NVIDIA’s Blackwell Ultra platform is redefining AI inference efficiency, offering up to 50 times better performance per watt compared to its predecessor, the Hopper architecture. This breakthrough isn’t just about raw speed—it’s a full-stack redesign that optimizes hardware, software, and system architecture to deliver dramatic cost reductions for AI workloads, particularly in low-latency and long-context applications like agentic coding assistants.

The GB300 NVL72 system, powered by Blackwell Ultra, achieves these gains through a combination of architectural innovations, including 1.5x higher NVFP4 compute performance and 2x faster attention processing. These improvements enable AI agents to reason across entire codebases in real time while maintaining millisecond-level responsiveness—a critical requirement for interactive workflows.

At a glance

  • 50x throughput per megawatt: Blackwell Ultra outperforms Hopper in efficiency, with the most significant gains in low-latency workloads.
  • 35x lower cost per million tokens: Real-world savings for AI inference providers, especially in agentic and coding-assistant applications.
  • 1.5x cost advantage for long-context workloads: GB300 NVL72 delivers better economics for 128,000-token inputs compared to GB200.
  • Software-hardware codesign: NVIDIA’s TensorRT-LLM, Dynamo, and NVLink optimizations unlock continuous performance improvements.
  • Production adoption: Cloud providers like Microsoft, CoreWeave, and OCI are already deploying GB300 NVL72 for agentic AI workloads.
  • Future-proofing: The Rubin platform, set to follow Blackwell Ultra, promises another 10x leap in throughput per watt for mixture-of-experts inference.

Why this matters

The shift toward agentic AI—where systems autonomously execute multi-step reasoning tasks—demands both low latency and high throughput. Traditional inference architectures struggle with the computational overhead of long-context processing, often leading to prohibitive costs or slow response times. Blackwell Ultra addresses this by rethinking memory access, kernel optimization, and inter-GPU communication. For example, NVLink Symmetric Memory allows direct GPU-to-GPU data transfer, while programmatic dependent launch reduces idle time during kernel execution.

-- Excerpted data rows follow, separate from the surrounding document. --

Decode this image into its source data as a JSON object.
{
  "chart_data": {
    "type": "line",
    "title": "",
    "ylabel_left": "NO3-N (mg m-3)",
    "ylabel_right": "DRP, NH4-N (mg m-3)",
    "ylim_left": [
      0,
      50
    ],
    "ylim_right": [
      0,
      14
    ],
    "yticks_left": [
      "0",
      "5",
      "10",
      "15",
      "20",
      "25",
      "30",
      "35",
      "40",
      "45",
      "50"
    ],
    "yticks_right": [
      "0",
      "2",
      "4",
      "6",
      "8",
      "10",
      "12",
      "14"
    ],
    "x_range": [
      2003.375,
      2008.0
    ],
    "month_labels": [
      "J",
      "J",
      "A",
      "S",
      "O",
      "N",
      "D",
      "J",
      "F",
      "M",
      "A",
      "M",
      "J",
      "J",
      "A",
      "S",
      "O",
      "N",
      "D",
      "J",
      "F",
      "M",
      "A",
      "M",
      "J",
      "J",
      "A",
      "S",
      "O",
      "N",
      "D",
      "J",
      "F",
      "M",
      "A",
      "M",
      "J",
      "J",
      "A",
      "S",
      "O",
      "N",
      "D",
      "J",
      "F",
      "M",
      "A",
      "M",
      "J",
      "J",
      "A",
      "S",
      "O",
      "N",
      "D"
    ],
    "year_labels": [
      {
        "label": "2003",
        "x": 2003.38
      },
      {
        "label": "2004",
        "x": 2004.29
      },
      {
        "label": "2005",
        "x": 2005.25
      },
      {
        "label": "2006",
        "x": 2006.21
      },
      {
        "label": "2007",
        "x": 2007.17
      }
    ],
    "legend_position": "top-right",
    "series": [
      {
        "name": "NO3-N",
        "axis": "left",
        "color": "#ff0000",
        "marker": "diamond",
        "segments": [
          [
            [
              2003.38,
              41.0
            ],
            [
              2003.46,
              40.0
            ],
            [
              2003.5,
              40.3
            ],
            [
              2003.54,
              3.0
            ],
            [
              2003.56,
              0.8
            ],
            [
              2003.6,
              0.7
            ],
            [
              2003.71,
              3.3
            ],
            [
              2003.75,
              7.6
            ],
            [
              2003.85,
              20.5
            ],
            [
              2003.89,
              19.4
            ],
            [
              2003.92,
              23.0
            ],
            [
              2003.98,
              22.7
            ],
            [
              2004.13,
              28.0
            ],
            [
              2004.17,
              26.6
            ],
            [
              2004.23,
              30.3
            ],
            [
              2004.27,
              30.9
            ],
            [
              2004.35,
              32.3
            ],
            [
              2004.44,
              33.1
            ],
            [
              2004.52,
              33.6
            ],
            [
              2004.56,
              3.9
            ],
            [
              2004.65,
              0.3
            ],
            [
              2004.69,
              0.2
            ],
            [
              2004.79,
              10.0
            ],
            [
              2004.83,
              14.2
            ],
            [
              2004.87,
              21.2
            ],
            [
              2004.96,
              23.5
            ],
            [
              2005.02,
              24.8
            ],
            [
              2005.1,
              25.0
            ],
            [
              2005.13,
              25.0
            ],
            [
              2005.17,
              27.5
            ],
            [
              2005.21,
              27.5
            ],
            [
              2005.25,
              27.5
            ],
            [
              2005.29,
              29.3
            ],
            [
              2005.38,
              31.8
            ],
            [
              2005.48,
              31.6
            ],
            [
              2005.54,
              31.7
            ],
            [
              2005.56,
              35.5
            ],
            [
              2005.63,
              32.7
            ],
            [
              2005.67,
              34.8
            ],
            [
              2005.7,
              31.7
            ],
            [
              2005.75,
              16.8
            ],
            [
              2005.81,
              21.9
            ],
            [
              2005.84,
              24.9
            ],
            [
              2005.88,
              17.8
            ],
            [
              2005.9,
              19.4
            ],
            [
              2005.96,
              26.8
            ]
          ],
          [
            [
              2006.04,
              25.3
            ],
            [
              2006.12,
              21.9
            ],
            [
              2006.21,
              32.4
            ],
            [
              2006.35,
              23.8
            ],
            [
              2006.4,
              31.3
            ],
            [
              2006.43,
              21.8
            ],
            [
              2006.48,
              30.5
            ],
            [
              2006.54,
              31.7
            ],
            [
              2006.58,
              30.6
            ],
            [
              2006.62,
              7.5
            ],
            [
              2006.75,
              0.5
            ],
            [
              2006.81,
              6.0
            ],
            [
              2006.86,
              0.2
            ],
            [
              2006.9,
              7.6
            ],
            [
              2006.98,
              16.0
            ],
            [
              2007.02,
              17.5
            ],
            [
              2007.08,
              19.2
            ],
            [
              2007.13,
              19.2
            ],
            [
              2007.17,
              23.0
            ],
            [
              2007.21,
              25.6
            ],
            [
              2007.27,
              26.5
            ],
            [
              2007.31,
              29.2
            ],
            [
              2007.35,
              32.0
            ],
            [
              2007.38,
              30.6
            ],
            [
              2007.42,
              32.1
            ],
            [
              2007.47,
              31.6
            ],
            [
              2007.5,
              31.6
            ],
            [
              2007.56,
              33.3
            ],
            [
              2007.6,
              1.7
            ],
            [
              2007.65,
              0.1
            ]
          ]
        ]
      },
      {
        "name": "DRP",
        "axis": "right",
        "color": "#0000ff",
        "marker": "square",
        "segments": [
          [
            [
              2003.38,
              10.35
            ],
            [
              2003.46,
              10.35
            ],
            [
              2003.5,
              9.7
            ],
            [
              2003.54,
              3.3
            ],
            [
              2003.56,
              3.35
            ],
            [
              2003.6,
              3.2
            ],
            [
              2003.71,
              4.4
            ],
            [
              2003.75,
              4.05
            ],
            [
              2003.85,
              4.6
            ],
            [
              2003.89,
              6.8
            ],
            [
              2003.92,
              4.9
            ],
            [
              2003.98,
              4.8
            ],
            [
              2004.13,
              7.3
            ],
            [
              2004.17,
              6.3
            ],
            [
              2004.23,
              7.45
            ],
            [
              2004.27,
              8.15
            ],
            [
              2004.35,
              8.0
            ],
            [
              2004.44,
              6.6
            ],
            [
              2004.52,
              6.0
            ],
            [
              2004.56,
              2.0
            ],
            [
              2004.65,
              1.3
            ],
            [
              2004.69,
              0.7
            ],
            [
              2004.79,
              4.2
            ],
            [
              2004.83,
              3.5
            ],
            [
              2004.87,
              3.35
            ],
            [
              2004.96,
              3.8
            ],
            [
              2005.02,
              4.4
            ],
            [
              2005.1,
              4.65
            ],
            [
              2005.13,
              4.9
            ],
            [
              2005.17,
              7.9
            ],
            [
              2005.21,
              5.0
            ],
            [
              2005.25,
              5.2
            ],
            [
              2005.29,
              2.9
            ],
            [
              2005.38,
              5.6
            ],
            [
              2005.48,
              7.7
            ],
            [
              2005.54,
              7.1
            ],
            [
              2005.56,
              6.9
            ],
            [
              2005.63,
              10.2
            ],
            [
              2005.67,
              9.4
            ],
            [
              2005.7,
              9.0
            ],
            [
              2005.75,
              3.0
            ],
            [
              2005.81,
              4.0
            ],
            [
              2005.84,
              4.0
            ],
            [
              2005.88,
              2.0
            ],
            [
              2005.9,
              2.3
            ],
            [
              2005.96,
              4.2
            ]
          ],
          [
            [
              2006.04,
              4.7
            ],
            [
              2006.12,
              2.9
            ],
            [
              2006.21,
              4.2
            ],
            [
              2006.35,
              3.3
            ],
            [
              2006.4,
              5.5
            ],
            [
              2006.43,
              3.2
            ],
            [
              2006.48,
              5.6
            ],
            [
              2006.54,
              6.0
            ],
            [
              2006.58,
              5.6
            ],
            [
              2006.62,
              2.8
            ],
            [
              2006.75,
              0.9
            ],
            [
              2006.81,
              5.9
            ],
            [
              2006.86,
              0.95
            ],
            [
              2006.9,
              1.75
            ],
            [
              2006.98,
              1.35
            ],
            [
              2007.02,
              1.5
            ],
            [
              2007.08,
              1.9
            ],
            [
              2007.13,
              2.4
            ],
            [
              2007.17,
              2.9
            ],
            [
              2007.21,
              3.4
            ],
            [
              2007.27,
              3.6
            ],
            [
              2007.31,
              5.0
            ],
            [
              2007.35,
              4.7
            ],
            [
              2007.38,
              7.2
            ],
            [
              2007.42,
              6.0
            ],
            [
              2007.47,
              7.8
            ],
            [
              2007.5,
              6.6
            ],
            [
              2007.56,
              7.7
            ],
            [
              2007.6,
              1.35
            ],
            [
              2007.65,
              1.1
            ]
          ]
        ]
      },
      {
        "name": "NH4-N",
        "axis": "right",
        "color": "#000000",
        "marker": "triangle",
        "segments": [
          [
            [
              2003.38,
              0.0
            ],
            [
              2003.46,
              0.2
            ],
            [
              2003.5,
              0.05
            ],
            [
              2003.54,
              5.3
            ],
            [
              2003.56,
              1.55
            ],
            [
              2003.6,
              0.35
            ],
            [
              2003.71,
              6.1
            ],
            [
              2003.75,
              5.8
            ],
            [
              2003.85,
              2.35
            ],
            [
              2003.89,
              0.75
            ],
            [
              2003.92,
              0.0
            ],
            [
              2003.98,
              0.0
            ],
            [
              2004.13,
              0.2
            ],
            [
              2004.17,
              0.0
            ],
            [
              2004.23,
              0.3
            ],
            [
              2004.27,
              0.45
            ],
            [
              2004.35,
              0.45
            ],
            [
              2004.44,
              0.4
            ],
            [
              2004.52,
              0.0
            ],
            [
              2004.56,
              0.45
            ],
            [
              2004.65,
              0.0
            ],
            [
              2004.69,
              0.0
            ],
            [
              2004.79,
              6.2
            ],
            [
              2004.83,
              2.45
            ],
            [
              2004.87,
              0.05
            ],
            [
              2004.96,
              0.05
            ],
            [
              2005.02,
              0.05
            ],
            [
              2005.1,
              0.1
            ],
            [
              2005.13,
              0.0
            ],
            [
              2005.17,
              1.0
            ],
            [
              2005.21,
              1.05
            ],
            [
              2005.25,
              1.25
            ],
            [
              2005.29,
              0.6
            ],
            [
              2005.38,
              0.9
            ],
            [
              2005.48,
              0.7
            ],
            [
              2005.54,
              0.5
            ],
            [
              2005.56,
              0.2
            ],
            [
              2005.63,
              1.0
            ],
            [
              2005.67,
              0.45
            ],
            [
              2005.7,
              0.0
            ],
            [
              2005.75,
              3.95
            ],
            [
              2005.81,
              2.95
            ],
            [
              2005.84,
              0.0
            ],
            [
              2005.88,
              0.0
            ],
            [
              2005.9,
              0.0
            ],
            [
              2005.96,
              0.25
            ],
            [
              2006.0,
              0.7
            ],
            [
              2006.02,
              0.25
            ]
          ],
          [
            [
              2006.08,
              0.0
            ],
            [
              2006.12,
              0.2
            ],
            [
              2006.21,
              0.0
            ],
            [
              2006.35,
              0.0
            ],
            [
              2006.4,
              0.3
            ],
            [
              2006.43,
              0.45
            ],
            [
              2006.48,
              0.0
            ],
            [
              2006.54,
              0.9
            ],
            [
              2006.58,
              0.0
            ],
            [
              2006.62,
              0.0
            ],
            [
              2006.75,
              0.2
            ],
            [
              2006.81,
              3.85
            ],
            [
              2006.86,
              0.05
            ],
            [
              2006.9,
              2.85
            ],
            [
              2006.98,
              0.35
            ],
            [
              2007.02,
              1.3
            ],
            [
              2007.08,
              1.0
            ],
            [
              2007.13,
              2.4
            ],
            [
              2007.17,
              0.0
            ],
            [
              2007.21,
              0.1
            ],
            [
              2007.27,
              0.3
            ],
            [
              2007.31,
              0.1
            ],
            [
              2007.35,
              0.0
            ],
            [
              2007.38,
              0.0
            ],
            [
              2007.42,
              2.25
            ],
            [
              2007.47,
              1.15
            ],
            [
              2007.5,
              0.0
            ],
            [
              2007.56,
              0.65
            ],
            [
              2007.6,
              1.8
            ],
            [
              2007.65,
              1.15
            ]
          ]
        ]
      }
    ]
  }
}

NVIDIA’s Blackwell Ultra Shatters AI Efficiency Barriers with 50x Performance Leap

These advancements translate directly to business outcomes. AI platforms like Baseten, DeepInfra, and Together AI have already reduced their cost per token by up to 10x using Blackwell. With GB300 NVL72, that efficiency gap widens further, enabling providers to offer real-time interactive experiences at scale. The platform’s ability to handle 128,000-token inputs with 1.5x lower costs than GB200 makes it particularly compelling for coding assistants that must analyze entire codebases—a task that would otherwise be computationally infeasible.

Looking ahead

While Blackwell Ultra is already making waves, NVIDIA’s roadmap doesn’t stop here. The upcoming Rubin platform, combining six new chips into a single AI supercomputer, is poised to deliver another quantum leap. For mixture-of-experts inference, Rubin aims to achieve 10x higher throughput per megawatt, cutting token costs by another order of magnitude. This could redefine the economics of frontier AI models, which currently require massive GPU clusters for training.

The adoption of Blackwell Ultra by industry leaders signals a broader trend: AI infrastructure is evolving to meet the demands of next-generation applications. As agentic AI becomes more prevalent—driven by the surge in software-programming queries (now accounting for up to 50% of AI workloads, per OpenRouter)—the need for efficient, low-latency inference will only grow. Blackwell Ultra isn’t just an incremental upgrade; it’s a blueprint for how AI systems will scale in the coming years.